Pemprov Maluku Bantah Dugaan Penyalahgunaan Dana Disdikbud Rp9,2 Miliar

Ambon, MalukuPost.com – Pemerintah Provinsi (Pemprov) Maluku melalui Juru Bicara, Kasrul Selang, memberikan klarifikasi terkait sejumlah pemberitaan yang menyoroti dugaan penyalahgunaan dana Dinas Pendidikan dan Kebudayaan (Disdikbud) Maluku sebesar Rp9,2 miliar yang disebut digunakan untuk menutup utang tahun 2024.

Kasrul menegaskan, tudingan penggunaan dana tanpa pertanggungjawaban hampir mustahil terjadi dalam sistem tata kelola keuangan pemerintah daerah saat ini.

“Sekarang sudah banyak aplikasi yang mengatur pertanggungjawaban. Setiap pengambilan uang harus didukung bukti SPJ yang diunggah ke sistem. Tanpa itu, dana tidak bisa dicairkan kembali,” ujar Kasrul, di Ambon, Rabu (27/8/2025).

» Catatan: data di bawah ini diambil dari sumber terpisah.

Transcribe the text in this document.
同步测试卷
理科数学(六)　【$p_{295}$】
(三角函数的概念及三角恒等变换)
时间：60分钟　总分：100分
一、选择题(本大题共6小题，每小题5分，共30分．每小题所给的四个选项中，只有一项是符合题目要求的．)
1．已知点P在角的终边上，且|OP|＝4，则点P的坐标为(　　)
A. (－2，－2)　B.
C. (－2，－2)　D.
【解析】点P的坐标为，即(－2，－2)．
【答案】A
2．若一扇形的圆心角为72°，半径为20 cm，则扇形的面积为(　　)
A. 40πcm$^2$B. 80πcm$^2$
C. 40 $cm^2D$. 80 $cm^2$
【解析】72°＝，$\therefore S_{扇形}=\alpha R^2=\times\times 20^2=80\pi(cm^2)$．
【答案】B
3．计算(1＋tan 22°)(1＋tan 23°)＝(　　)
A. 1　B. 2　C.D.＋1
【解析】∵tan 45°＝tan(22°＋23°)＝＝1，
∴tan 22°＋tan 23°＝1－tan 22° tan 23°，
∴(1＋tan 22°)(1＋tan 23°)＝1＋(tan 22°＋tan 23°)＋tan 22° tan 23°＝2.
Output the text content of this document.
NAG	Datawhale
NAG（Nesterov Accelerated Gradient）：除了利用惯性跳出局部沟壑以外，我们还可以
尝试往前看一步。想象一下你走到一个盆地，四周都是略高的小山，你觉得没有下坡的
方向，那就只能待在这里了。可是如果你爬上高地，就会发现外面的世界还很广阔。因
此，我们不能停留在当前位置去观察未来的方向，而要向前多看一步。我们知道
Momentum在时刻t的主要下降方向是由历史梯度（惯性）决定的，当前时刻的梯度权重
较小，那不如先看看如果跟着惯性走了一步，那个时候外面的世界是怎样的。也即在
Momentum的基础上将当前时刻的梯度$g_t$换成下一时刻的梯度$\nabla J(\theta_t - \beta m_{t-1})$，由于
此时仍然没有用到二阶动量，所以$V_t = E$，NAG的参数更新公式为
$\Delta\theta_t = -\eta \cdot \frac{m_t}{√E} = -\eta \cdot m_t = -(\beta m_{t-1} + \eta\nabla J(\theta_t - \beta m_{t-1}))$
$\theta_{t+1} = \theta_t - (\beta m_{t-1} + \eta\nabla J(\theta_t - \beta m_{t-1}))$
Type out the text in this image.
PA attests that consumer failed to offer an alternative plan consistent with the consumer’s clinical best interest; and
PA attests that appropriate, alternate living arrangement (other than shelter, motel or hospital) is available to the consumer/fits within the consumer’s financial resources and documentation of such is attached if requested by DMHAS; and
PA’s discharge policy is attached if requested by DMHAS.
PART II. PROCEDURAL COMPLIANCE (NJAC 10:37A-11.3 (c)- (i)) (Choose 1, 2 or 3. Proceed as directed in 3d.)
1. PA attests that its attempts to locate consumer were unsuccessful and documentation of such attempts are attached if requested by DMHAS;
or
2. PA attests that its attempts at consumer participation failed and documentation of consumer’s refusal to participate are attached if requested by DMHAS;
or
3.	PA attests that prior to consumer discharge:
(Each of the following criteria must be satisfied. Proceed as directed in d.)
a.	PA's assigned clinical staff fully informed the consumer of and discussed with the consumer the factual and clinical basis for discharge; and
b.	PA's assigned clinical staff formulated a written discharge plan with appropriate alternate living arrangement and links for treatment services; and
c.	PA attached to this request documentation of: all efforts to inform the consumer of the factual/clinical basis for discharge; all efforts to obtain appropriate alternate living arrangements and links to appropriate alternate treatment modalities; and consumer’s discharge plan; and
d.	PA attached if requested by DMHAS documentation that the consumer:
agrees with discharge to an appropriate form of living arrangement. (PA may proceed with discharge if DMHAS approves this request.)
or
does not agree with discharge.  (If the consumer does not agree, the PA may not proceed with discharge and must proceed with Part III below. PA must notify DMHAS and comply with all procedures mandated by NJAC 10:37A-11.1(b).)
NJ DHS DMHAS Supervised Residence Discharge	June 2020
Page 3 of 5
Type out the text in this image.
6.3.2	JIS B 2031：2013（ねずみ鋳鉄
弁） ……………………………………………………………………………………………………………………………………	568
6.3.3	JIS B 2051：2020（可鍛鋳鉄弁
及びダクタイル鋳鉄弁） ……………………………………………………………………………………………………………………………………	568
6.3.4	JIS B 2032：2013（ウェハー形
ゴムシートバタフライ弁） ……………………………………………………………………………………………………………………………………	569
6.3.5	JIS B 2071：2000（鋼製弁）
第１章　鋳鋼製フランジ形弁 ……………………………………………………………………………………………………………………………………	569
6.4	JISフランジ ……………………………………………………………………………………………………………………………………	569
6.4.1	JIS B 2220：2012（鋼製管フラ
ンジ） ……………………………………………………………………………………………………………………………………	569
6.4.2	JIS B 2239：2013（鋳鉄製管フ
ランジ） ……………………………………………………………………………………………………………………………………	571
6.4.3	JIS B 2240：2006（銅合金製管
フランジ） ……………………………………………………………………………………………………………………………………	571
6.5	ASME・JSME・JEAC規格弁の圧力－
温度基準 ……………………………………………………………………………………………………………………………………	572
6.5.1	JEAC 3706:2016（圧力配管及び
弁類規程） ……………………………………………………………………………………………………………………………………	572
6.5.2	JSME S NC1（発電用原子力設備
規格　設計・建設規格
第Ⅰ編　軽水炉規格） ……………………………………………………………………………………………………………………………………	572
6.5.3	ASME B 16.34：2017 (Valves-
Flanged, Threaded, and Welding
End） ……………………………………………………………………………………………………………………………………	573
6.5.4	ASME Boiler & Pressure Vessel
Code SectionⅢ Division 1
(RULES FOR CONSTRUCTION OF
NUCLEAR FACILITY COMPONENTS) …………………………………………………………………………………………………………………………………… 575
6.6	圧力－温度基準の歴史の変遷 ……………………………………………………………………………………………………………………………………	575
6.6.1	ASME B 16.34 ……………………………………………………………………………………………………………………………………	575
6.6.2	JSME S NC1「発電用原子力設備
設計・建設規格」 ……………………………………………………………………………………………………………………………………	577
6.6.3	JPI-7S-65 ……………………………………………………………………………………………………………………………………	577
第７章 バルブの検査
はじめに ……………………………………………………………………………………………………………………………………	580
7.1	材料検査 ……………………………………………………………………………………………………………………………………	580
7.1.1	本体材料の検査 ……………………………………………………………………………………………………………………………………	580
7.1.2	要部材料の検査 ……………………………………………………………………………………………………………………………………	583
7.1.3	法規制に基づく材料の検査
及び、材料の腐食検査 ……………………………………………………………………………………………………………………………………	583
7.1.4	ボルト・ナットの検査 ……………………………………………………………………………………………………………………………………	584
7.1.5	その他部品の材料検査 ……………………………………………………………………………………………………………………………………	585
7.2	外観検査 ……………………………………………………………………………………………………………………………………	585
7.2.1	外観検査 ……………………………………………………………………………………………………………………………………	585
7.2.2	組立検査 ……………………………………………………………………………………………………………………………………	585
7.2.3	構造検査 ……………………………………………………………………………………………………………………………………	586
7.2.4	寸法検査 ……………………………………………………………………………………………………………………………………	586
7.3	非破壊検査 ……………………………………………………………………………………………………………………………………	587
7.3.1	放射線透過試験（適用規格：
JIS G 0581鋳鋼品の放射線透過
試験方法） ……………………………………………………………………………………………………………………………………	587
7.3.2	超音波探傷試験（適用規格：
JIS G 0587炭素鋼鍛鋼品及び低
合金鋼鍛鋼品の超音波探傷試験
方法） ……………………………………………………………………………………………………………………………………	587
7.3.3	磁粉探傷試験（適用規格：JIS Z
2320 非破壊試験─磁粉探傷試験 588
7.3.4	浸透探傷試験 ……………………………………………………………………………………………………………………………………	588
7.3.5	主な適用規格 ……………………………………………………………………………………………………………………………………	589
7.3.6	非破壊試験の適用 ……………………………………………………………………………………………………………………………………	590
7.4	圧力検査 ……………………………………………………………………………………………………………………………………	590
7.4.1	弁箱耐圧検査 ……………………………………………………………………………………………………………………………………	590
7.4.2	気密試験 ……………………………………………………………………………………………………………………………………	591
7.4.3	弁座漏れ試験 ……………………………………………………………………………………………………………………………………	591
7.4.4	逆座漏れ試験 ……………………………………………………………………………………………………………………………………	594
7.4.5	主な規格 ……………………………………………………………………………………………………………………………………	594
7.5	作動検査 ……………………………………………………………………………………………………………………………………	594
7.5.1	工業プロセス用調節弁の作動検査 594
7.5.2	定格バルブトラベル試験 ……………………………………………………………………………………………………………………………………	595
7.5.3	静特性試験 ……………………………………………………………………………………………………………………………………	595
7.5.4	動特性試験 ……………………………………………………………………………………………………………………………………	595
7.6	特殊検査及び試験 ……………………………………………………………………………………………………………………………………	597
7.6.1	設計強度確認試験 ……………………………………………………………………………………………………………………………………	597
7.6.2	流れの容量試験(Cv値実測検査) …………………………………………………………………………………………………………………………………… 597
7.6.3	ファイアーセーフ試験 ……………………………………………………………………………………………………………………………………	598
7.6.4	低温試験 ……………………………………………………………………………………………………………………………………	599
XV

Pernyataan ini sekaligus menanggapi pemberitaan sebelumnya di MalukuPost.com yang menyoroti dugaan skandal keuangan di Disdikbud Maluku, antara lain:

“Rampok APBD 2025, BPKAD Diduga Lindungi Skandal Disdikbud Maluku”

“Skandal Rp9,2 M di Dikbud Maluku, Bayar Utang 2024 Pakai APBD 2025, Publik Desak Gubernur Bertindak Tegas”

“Skandal Rp9,2 Miliar di Disdikbud Maluku, Aktifis: Bentuk Perampokan, Desak Kejati Usut”

Menurut Kasrul, pembayaran utang pihak ketiga – seperti proyek atau pekerjaan dari rekanan – dilakukan sesuai prosedur resmi dan melalui sistem LS (langsung masuk ke rekening penerima).

“Jadi tidak mungkin uang kegiatan tahun ini dipakai untuk menutupi utang lama tanpa dasar hukum. Semua mekanisme ada prosedurnya,” tegasnya.

Ia menjelaskan, aliran dana pemerintah daerah saat ini tercatat mulai dari Uang Persediaan (UP), Ganti Uang (GU), hingga Tambahan Uang (TU). Seluruhnya terintegrasi dalam sistem dan dapat diverifikasi.

“Prosedur pertanggungjawaban berbeda dengan dulu. Kalau dulu hanya disimpan di bendahara, sekarang semua terintegrasi. Jadi berita yang menyebut SPJ belum ada, perlu dicek kembali,” kata Kasrul.

Kasrul juga mengingatkan publik agar menunggu hasil audit kinerja dari Inspektorat Provinsi Maluku ke Disdikbud yang akan menampilkan aliran uang, realisasi kegiatan, hingga bukti fisik di lapangan.

“Audit kinerja berbeda dengan audit keuangan. Audit ini menilai seluruh proses kegiatan, termasuk bukti fisik, untuk memastikan dana digunakan sesuai peruntukan,” jelasnya.

Ia menambahkan, hingga saat ini total utang pihak ketiga di lingkungan Disdikbud Maluku mencapai sekitar Rp30 miliar dan seluruh pembayarannya dilakukan melalui mekanisme resmi.

“Proses ini transparan dan dapat diverifikasi melalui sistem. Karena itu, tudingan penggunaan dana untuk menutupi utang lama tanpa dasar hukum tidak tepat,” pungkas Kasrul.